Tive
um dia desses um almoço alegre e melancólico. Tratava-se do
reencontro de três ex-colegas da Faculdade Nacional de Direito. A
atmosfera lembra a do livro e do filme O grupo, menos as
confidências que não fizemos. Reencontro alegre porque gostávamos
umas das outras, porque a comida estava boa e tínhamos fome.
Melancólico porque a vida trabalhara muito em nós, e ali estávamos
sorridentes, firmes. E melancólico também porque nenhuma de nós
terminara sendo advogada. Advogada, meu Deus. Era só o que me
faltava, eu que me atrapalho em lidar burocraticamente com o mais
simples papel.
Melancólico
porque havíamos perdido tantos anos de estudo à toa. Estudo? Só
uma de nós estudara mesmo, filha de famoso jurista que era. Quanto a
mim, a escolha do curso superior não passou de um erro. Eu não
tinha orientação, havia lido um livro sobre penitenciárias, e
pretendia apenas isto: reformar um dia as penitenciárias do Brasil.
San Tiago Dantas uma vez disse que não resistia à curiosidade e
perguntou-me o que afinal eu fora fazer num curso de Direito.
Respondi-lhe que Direito Penal me interessava. Retrucou: “Ah bem,
logo adivinhei. Você se interessou pela parte literária do Direito.
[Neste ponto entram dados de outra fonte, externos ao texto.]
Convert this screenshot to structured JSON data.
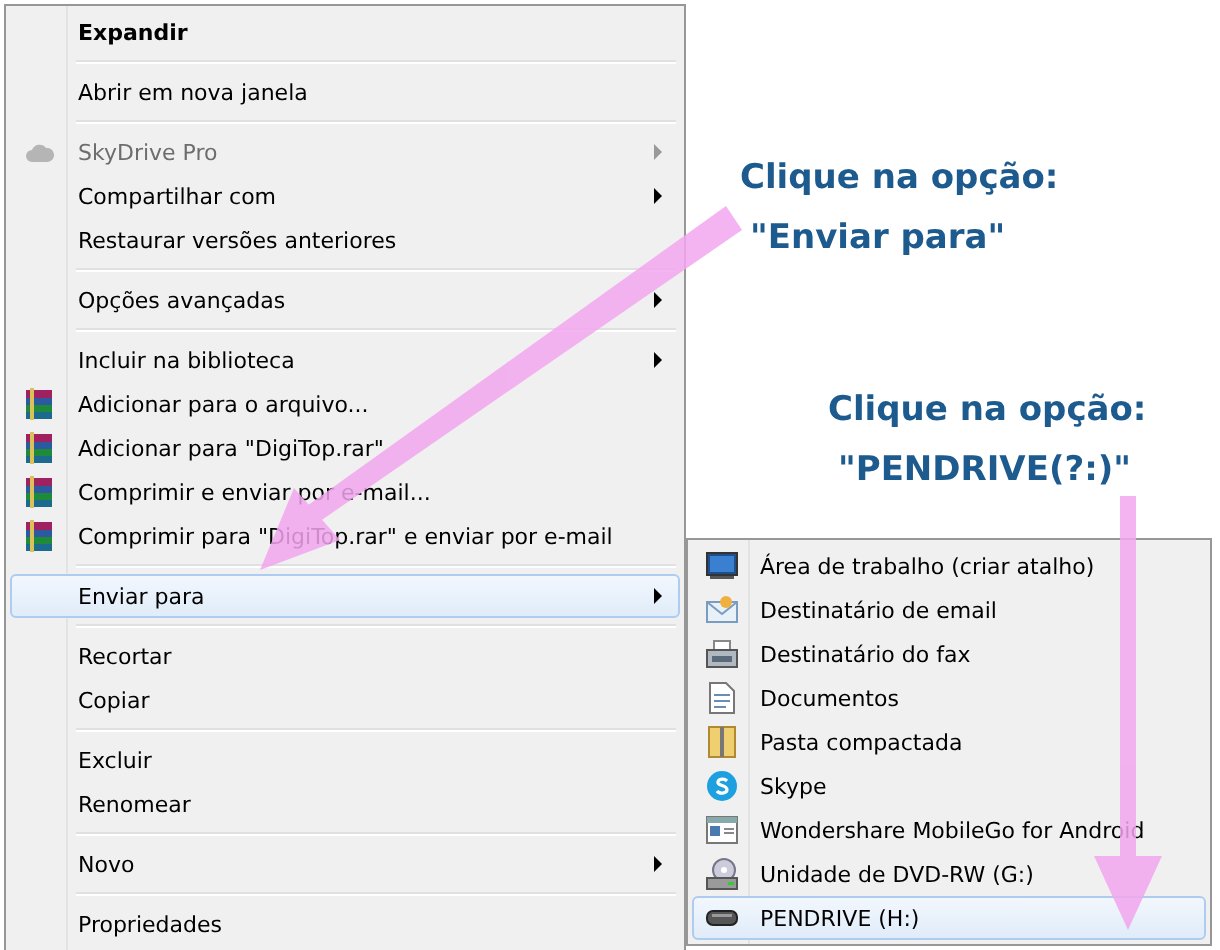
{
  "context_menu": {
    "items": [
      {
        "kind": "plain",
        "label": "Expandir",
        "bold": true,
        "disabled": false,
        "selected": false,
        "submenu": false
      },
      {
        "kind": "separator"
      },
      {
        "kind": "plain",
        "label": "Abrir em nova janela",
        "bold": false,
        "disabled": false,
        "selected": false,
        "submenu": false
      },
      {
        "kind": "separator"
      },
      {
        "kind": "cloud",
        "label": "SkyDrive Pro",
        "bold": false,
        "disabled": true,
        "selected": false,
        "submenu": true
      },
      {
        "kind": "plain",
        "label": "Compartilhar com",
        "bold": false,
        "disabled": false,
        "selected": false,
        "submenu": true
      },
      {
        "kind": "plain",
        "label": "Restaurar versões anteriores",
        "bold": false,
        "disabled": false,
        "selected": false,
        "submenu": false
      },
      {
        "kind": "separator"
      },
      {
        "kind": "plain",
        "label": "Opções avançadas",
        "bold": false,
        "disabled": false,
        "selected": false,
        "submenu": true
      },
      {
        "kind": "separator"
      },
      {
        "kind": "plain",
        "label": "Incluir na biblioteca",
        "bold": false,
        "disabled": false,
        "selected": false,
        "submenu": true
      },
      {
        "kind": "archive",
        "label": "Adicionar para o arquivo...",
        "bold": false,
        "disabled": false,
        "selected": false,
        "submenu": false
      },
      {
        "kind": "archive",
        "label": "Adicionar para \"DigiTop.rar\"",
        "bold": false,
        "disabled": false,
        "selected": false,
        "submenu": false
      },
      {
        "kind": "archive",
        "label": "Comprimir e enviar por e-mail...",
        "bold": false,
        "disabled": false,
        "selected": false,
        "submenu": false
      },
      {
        "kind": "archive",
        "label": "Comprimir para \"DigiTop.rar\" e enviar por e-mail",
        "bold": false,
        "disabled": false,
        "selected": false,
        "submenu": false
      },
      {
        "kind": "separator"
      },
      {
        "kind": "plain",
        "label": "Enviar para",
        "bold": false,
        "disabled": false,
        "selected": true,
        "submenu": true
      },
      {
        "kind": "separator"
      },
      {
        "kind": "plain",
        "label": "Recortar",
        "bold": false,
        "disabled": false,
        "selected": false,
        "submenu": false
      },
      {
        "kind": "plain",
        "label": "Copiar",
        "bold": false,
        "disabled": false,
        "selected": false,
        "submenu": false
      },
      {
        "kind": "separator"
      },
      {
        "kind": "plain",
        "label": "Excluir",
        "bold": false,
        "disabled": false,
        "selected": false,
        "submenu": false
      },
      {
        "kind": "plain",
        "label": "Renomear",
        "bold": false,
        "disabled": false,
        "selected": false,
        "submenu": false
      },
      {
        "kind": "separator"
      },
      {
        "kind": "plain",
        "label": "Novo",
        "bold": false,
        "disabled": false,
        "selected": false,
        "submenu": true
      },
      {
        "kind": "separator"
      },
      {
        "kind": "plain",
        "label": "Propriedades",
        "bold": false,
        "disabled": false,
        "selected": false,
        "submenu": false
      }
    ]
  },
  "send_to_menu": {
    "items": [
      {
        "kind": "desktop",
        "label": "Área de trabalho (criar atalho)",
        "selected": false
      },
      {
        "kind": "mail",
        "label": "Destinatário de email",
        "selected": false
      },
      {
        "kind": "fax",
        "label": "Destinatário do fax",
        "selected": false
      },
      {
        "kind": "document",
        "label": "Documentos",
        "selected": false
      },
      {
        "kind": "zip",
        "label": "Pasta compactada",
        "selected": false
      },
      {
        "kind": "skype",
        "label": "Skype",
        "selected": false
      },
      {
        "kind": "app",
        "label": "Wondershare MobileGo for Android",
        "selected": false
      },
      {
        "kind": "dvd",
        "label": "Unidade de DVD-RW (G:)",
        "selected": false
      },
      {
        "kind": "drive",
        "label": "PENDRIVE (H:)",
        "selected": true
      }
    ]
  },
  "callouts": [
    {
      "lines": [
        "Clique na opção:",
        "\"Enviar para\""
      ]
    },
    {
      "lines": [
        "Clique na opção:",
        "\"PENDRIVE(?:)\""
      ]
    }
  ]
}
Quem é jurista mesmo gosta é de Direito Civil.” A saudade que
tenho de San Tiago.
Voltando
ao grupo: nós nos despedimos alegres ou tristes? Não sei. Em mim
havia um certo estoicismo, em relação a ter tido uma parte de meu
passado tão inútil. Ora, mas quantas outras coisas inúteis eu já
havia vivido. Uma vida é curta: mas, se cortarmos os seus pedaços
mortos, curtíssima fica ela. Transforma-se numa vida feita de alguns
dias apenas? Bem, mas é preciso não esquecer que a parte inútil
fora, na hora, vivida com tanto ardor (por Direito Penal). O que de
algum modo paga a pena.
Saí
da casa de minha amiga para um sol de três horas da tarde, e num
bairro que raramente frequento, Urca. O que mais acresceu a minha
perdição. Estranhei tudo. E, por me estranhar, vi-me por um
instante como sou. Gostei ou não? Simplesmente aceitei. Tomei um
táxi que me deixaria em casa, e refleti sem amargura: muita coisa
inútil na vida da gente serve como esse táxi: para nos transportar
de um ponto útil a outro. E eu nem quis conversar com o chofer.